Abuja summit drives Pan-African health data push amid rising TB

By Joseph Erunke

ABUJA – Africa’s leading scientists, policymakers, and global health institutions convened in Abuja on Tuesday for a landmark summit aimed at transforming health data sharing across the continent.

The Africa Centres for Disease Control and Prevention (Africa CDC), in collaboration with MRC Gambia at the London School of Hygiene and Tropical Medicine (LSHTM) and WANETAM, hosted the high-level workshop to drive the creation of a unified Pan-African health and clinical trials data platform.

The initiative comes amid growing concern over rising cases of tuberculosis (TB), particularly multi-drug resistant strains, across the continent, including Nigeria. Professor Assan Jaye of MRC Gambia and LSHTM, leader of the WANETAM consortium, emphasized that fragmented data systems have long impeded effective disease control.

“We are sitting on enormous volumes of high-quality data on TB, HIV, and malaria, but without a central repository, its full value is lost,” Jaye said. “Data is the new gold. If Africa does not own and control its data, it cannot fully harness it to save lives.”

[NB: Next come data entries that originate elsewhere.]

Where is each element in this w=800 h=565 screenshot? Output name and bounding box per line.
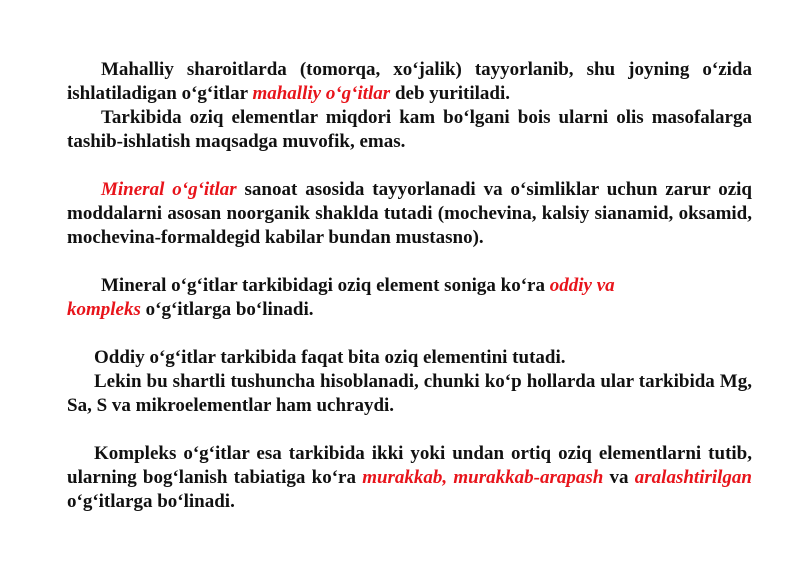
term-local-fertilizers: mahalliy o‘g‘itlar [252,83,391,104]
text-segment: o‘g‘itlarga bo‘linadi. [140,299,314,320]
term-complex: kompleks [67,299,141,320]
term-simple: oddiy [549,275,592,296]
paragraph-gap [67,154,752,178]
paragraph-complex-fertilizers [67,442,752,514]
text-segment: o‘g‘itlarga bo‘linadi. [67,491,235,512]
term-compound: murakkab, murakkab-arapash [362,467,604,488]
paragraph-transport-note [67,106,752,154]
term-mixed: aralashtirilgan [634,467,752,488]
text-segment: Mahalliy sharoitlarda (tomorqa, xo‘jalik) tayyorlanib, shu joyning o‘zida ishlatiladigan o‘g‘itlar [67,59,752,104]
paragraph-condition-note [67,370,752,418]
text-segment: Oddiy o‘g‘itlar tarkibida faqat bita oziq elementini tutadi. [94,347,566,368]
paragraph-classification [67,274,752,322]
term-mineral-fertilizers: Mineral o‘g‘itlar [101,179,237,200]
paragraph-simple-fertilizers [67,346,752,370]
paragraph-local-fertilizers [67,58,752,106]
paragraph-gap [67,418,752,442]
text-segment: deb yuritiladi. [390,83,511,104]
text-segment: Lekin bu shartli tushuncha hisoblanadi, chunki ko‘p hollarda ular tarkibida Mg, Sa, S va mikroelementlar ham uchraydi. [67,371,752,416]
text-segment: va [603,467,635,488]
paragraph-gap [67,322,752,346]
paragraph-mineral-fertilizers [67,178,752,250]
text-segment: Tarkibida oziq elementlar miqdori kam bo‘lgani bois ularni olis masofalarga tashib-ishlatish maqsadga muvofik, emas. [67,107,752,152]
paragraph-gap [67,250,752,274]
text-segment: Kompleks o‘g‘itlar esa tarkibida ikki yoki undan ortiq oziq elementlarni tutib, ularning bog‘lanish tabiatiga ko‘ra [67,443,752,488]
text-segment: Mineral o‘g‘itlar tarkibidagi oziq element soniga ko‘ra [101,275,550,296]
text-segment: sanoat asosida tayyorlanadi va o‘simliklar uchun zarur oziq moddalarni asosan noorganik shaklda tutadi (mochevina, kalsiy sianamid, oksamid, mochevina-formaldegid kabilar bundan mustasno). [67,179,753,248]
text-segment-and: va [591,275,615,296]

The consortium, which includes 35 institutions such as University of Ibadan and Ahmadu Bello University, has already developed a West African Health Data Research Platform. The Abuja summit aims to scale this initiative into a continent-wide hub with governance frameworks regulating data access, sharing, and security.

Experts highlighted the growing role of artificial intelligence, citing a Nigerian-led project that applies AI to interpret chest X-rays for faster TB diagnosis. However, Jaye warned that over-reliance on foreign funding threatens sustainability, urging African governments to increase investment in research.

Echoing the urgency, Professor Dorothy Yeboah-Manu, Director of the Noguchi Memorial Institute for Medical Research in Ghana, stressed that weak cross-border data sharing undermines disease control. “Diseases do not respect borders. Data from Nigeria today can save lives in Ghana tomorrow,” she said, citing lessons from COVID-19 and Ebola. She also emphasized the vital role of women in health research, particularly in data collection.

From a global perspective, Michelle Nderu of the European and Developing Countries Clinical Trials Partnership (EDCTP) described the summit as “pivotal,” noting that consolidating Africa’s fragmented clinical research data will strengthen institutions, boost collaboration, and shape health policies.

Providing the Nigerian perspective, Professor Toyin Togun of LSHTM described Nigeria as central to any meaningful continental health strategy, given its population and disease burden. He acknowledged challenges such as poor data quality, weak infrastructure, and limited standardization but expressed optimism that ongoing collaborations would bridge these gaps.

The workshop is expected to culminate in an “Abuja Declaration”, a strategic roadmap endorsed by representatives from over 12 West African countries to advance data excellence, strengthen governance, and accelerate research-driven health solutions.

As deliberations continue, one message was clear: Africa’s ability to confront pressing health challenges depends on its capacity to unite, protect, and leverage its data effectively.